Last Updated on 6th September 2016
4 September 2016
It was about this time last year that I was hearing fabulous reports of a show at the Edinburgh Festival called Love Birds that had caught the imagination of the Festival’s musical theatre fans, and so it was with interest that I went along on Sunday evening to listen to Lovebird’s composer Robert J Sherman’s new score for a musical called Bumblescratch.
Set in London during the Great Plague of 1665 and the Great Fire of 1666, the plot of Bumblescratch centres around Melbourne Bumblescratch, a bit of a dodgy character and a young rat he befriends called Perry. It’s a story of redemption, friendship and self-discovery, but it’s also a deeply flawed musical that had me scratching my head a bit.
Melbourne Bumblescratch is played by Darren Day, it’s an enormous role as Melbourne appears in 28 of the numbers (90% of the production). Day makes a full fist of the character using every ounce of his charm and charisma to sell Melbourne to the audience and succeeds in bounds. His wife, the incomparable Jessica Martin plays Bethesda, Melbourne’s wife. Her erratic tirades were a delight. Michael Xavier made two substantial appearances as Hookbeard, a piratical character that seemed to appear in dreams, and whilst Michael gave his all, it was a character that seemed largely irrelevant. Jacob Chapman commanded the stage as Socrates, the king rat, his vocal prowess perfectly suited his majestic status in the plot.
The biggest impact of the evening came from the smallest cast member. Ilan Galkoff as Perry, took the role of Perry and showed that he is a major theatre star in the making. Definitely, one to keep an eye on.
Tom Kelly’s musical supervision and direction of the show’s band keep the pace of the evening brisk, it was great to watch the band play Rowland Lee’s orchestrations. However, a superb cast and stunning band, don’t cover up the fact that the show itself is seriously lacking.
Bumbelscratch though, is a piece that troubles me. Firstly in terms of its audience. The scene where a young rate devours the dead body of a whore told me it certainly isn’t intended for children. So, would an adult audience be prepared to sit through a morality tale involving rats? Last year’s Duncton Wood, directed by Michael Strassen seemed to indicate they might.
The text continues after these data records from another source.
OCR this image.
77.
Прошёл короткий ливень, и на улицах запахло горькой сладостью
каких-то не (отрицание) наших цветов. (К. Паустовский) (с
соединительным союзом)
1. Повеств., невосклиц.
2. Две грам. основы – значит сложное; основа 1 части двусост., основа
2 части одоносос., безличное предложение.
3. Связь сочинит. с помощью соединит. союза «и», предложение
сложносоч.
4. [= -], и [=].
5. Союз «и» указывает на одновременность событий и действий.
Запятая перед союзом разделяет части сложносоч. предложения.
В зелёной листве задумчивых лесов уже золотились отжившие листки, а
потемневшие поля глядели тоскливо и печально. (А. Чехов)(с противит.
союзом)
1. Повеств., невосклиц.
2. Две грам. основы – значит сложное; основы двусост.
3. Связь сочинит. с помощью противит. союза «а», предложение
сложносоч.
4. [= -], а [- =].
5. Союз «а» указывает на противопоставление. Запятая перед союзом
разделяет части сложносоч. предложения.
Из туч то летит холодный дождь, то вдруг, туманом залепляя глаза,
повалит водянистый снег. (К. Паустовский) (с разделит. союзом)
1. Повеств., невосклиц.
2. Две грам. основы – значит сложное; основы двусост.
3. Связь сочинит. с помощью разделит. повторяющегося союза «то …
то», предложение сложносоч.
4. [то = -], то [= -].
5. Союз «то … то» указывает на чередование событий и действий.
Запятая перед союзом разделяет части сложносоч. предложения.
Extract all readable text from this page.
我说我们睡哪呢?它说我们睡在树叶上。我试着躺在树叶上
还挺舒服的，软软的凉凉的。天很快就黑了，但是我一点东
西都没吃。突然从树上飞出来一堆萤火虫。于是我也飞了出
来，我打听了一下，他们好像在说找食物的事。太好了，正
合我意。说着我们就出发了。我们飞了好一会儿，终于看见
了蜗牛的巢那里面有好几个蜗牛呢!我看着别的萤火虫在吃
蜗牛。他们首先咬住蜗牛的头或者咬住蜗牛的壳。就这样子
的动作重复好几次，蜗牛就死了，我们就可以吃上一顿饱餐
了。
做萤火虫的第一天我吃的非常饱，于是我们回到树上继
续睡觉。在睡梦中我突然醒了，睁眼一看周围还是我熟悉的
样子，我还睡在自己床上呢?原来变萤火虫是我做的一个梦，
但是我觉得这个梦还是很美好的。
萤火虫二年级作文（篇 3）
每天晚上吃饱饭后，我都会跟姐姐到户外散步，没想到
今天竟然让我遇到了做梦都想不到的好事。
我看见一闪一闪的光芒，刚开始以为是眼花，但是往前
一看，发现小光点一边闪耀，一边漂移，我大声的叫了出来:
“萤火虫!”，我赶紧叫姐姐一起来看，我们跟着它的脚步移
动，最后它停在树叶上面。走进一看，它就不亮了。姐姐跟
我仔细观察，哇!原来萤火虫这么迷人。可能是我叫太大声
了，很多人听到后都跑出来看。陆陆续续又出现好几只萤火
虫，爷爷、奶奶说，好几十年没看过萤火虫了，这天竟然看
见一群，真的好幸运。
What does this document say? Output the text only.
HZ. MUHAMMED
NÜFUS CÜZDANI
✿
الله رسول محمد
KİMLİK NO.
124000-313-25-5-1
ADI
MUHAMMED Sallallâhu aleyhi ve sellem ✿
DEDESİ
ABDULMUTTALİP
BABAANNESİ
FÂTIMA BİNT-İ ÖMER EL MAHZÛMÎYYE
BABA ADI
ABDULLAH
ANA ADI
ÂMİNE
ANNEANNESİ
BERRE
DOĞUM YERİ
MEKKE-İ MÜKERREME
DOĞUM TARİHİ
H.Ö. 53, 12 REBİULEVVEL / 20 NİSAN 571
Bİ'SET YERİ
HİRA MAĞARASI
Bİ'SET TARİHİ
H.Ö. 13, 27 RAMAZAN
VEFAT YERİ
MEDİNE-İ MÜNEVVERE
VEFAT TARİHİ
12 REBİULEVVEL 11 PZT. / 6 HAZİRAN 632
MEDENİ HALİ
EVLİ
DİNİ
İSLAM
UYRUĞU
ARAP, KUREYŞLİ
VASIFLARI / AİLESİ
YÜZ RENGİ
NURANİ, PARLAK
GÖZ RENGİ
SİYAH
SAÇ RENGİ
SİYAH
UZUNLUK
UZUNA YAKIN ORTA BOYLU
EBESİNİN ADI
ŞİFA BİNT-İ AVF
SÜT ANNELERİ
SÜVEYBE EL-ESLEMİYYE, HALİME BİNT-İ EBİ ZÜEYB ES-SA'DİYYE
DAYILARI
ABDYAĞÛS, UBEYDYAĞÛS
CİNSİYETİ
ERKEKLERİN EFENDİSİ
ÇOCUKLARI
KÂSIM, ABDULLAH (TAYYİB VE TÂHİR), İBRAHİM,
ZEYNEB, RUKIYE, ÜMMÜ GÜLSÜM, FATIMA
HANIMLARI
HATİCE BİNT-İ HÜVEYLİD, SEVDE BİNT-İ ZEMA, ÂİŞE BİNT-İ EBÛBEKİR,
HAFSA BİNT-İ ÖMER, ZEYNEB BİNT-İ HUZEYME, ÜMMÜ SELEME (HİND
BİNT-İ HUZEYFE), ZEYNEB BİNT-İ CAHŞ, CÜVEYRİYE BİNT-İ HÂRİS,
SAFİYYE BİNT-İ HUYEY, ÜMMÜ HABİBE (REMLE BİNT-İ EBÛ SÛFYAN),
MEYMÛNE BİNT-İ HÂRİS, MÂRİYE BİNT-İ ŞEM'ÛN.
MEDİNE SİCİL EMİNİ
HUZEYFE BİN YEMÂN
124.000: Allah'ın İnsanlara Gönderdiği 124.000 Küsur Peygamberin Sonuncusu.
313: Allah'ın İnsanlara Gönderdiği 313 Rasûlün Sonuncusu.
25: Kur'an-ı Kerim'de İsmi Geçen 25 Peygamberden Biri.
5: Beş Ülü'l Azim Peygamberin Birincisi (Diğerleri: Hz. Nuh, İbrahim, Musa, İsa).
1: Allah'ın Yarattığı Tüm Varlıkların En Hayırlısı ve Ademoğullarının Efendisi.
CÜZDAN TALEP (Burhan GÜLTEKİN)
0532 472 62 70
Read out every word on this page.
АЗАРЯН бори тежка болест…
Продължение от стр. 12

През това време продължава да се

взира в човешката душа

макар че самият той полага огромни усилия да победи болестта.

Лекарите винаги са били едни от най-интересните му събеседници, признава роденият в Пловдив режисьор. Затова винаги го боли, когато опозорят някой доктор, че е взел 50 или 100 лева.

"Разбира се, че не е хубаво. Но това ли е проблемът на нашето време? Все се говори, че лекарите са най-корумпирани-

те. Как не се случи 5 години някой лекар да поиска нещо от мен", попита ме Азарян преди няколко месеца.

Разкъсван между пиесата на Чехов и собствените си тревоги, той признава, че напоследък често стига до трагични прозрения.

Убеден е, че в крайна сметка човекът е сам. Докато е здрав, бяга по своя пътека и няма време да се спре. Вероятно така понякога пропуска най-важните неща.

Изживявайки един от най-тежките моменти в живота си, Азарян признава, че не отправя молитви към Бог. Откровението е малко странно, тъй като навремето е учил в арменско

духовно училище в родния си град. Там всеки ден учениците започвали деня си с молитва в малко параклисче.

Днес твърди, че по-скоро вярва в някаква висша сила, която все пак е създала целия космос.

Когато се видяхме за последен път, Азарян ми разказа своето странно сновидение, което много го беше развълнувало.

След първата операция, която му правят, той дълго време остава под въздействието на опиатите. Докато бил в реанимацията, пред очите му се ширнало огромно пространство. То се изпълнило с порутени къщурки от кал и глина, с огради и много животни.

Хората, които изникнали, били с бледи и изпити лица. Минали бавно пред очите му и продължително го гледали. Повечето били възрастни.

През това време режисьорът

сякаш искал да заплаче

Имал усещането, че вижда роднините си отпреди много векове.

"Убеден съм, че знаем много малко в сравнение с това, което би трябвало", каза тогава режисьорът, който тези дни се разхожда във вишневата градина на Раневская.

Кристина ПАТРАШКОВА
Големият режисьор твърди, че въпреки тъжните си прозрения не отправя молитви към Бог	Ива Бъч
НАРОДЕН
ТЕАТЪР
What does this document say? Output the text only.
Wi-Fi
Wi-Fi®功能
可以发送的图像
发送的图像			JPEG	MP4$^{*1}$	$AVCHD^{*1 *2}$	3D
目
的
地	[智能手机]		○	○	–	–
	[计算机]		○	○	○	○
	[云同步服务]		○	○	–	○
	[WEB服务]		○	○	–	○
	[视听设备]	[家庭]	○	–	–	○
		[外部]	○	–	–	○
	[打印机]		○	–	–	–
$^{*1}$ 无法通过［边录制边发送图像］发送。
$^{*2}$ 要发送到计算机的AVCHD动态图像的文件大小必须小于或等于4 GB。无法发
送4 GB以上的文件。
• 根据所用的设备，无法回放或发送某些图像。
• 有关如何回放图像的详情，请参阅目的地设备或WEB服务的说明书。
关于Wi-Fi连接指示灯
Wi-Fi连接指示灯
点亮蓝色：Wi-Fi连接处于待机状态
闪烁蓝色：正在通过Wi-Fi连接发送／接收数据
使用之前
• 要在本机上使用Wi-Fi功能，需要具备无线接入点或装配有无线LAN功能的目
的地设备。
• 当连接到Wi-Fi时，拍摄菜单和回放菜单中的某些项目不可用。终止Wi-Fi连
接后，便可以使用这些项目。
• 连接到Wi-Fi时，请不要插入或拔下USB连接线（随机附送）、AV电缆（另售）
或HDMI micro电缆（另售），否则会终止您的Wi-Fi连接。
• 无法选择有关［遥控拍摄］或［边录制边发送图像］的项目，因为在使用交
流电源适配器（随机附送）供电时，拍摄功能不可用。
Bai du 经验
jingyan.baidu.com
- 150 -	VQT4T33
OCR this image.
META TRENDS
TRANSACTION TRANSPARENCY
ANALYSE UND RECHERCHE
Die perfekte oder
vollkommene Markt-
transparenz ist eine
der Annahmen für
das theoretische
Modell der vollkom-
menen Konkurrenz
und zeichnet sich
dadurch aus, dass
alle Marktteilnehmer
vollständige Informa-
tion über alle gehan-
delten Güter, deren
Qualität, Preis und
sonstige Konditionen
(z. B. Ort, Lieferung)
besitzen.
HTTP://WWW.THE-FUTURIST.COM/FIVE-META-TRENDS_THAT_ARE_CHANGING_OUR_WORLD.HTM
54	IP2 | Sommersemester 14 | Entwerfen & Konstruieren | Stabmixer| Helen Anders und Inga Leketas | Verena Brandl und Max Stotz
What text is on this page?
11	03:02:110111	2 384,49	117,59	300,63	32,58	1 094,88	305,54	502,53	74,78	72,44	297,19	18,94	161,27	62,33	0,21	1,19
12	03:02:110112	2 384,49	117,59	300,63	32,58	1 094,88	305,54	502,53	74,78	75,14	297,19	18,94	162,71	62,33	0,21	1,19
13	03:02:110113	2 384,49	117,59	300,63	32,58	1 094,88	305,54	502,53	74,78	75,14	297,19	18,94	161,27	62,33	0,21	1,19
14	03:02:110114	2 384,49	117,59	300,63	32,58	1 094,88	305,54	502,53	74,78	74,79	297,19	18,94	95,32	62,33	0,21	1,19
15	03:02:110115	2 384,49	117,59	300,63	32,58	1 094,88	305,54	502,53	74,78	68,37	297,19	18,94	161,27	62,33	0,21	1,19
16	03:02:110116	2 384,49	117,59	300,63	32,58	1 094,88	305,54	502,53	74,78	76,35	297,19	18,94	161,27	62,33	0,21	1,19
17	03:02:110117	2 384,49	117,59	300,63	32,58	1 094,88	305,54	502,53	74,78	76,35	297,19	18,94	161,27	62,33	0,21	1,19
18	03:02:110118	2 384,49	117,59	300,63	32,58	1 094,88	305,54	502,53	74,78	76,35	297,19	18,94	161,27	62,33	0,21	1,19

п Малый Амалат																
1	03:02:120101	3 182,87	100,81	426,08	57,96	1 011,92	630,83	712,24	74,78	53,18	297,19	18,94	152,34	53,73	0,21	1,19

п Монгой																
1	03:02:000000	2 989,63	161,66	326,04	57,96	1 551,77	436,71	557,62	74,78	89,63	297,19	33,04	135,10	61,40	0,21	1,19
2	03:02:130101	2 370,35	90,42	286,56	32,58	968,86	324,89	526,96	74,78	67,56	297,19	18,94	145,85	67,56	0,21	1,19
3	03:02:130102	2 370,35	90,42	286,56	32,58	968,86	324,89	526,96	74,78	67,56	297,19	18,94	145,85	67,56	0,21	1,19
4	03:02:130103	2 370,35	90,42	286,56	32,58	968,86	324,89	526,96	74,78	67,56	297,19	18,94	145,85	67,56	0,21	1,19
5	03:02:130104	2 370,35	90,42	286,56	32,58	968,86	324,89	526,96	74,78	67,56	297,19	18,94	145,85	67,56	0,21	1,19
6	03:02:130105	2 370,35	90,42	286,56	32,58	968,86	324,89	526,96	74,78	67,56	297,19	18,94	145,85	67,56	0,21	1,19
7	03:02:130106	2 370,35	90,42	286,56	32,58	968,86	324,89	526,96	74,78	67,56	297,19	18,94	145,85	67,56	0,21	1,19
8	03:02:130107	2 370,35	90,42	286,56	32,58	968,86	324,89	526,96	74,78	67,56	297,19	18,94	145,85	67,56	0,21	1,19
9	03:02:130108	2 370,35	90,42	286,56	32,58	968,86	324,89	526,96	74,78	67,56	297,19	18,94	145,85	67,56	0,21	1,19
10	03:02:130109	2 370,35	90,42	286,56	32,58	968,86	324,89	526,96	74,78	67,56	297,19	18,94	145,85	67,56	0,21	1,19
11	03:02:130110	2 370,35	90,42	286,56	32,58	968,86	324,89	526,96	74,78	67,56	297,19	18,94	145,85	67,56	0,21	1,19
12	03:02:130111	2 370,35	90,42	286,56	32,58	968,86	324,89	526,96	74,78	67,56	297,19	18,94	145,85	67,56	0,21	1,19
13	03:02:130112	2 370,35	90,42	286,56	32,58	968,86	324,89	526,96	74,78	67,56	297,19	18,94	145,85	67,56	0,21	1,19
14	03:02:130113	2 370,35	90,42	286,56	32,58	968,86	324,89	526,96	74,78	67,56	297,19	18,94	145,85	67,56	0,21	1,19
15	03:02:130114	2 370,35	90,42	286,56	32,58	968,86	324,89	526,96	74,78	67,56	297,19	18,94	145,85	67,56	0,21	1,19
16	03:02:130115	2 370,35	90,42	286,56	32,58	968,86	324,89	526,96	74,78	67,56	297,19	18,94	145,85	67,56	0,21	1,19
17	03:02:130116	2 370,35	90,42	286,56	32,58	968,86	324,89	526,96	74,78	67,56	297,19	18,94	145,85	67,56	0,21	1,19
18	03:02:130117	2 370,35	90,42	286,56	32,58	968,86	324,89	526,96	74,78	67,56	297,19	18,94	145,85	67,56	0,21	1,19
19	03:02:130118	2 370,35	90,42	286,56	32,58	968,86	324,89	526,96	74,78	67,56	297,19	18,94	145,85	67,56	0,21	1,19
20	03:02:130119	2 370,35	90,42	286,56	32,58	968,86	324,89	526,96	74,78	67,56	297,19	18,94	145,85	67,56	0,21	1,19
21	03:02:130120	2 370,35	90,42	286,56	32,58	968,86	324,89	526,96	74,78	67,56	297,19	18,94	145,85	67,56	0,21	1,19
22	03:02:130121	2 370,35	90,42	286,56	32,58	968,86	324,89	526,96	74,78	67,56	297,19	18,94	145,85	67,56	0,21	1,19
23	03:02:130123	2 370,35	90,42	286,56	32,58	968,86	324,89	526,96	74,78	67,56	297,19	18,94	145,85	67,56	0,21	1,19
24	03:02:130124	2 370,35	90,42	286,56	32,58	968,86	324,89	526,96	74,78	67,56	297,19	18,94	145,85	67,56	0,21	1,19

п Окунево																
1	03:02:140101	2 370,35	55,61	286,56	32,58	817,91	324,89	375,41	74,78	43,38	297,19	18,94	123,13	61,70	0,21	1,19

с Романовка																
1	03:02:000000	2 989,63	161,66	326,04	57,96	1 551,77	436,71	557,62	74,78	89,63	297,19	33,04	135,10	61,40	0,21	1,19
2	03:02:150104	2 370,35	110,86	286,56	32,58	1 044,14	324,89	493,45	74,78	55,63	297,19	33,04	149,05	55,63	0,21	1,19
As it stands the score is far too dense and thematically all over the place, the plot far too complex and several characters seemingly irrelevant. Once I got home after the show, I digested the shows two and a half pages of plot in the programme, and I found it all thoroughly convoluted. As a first public outing, it’s not bad, but there’s a long way to go until this show is ready for any further public outing. I would suggest that several more workshops might have been in order before the work was presented in on such a scale this time around.
As a colleague noted on the night, rats are a considerably harder sell than love birds! He might be right!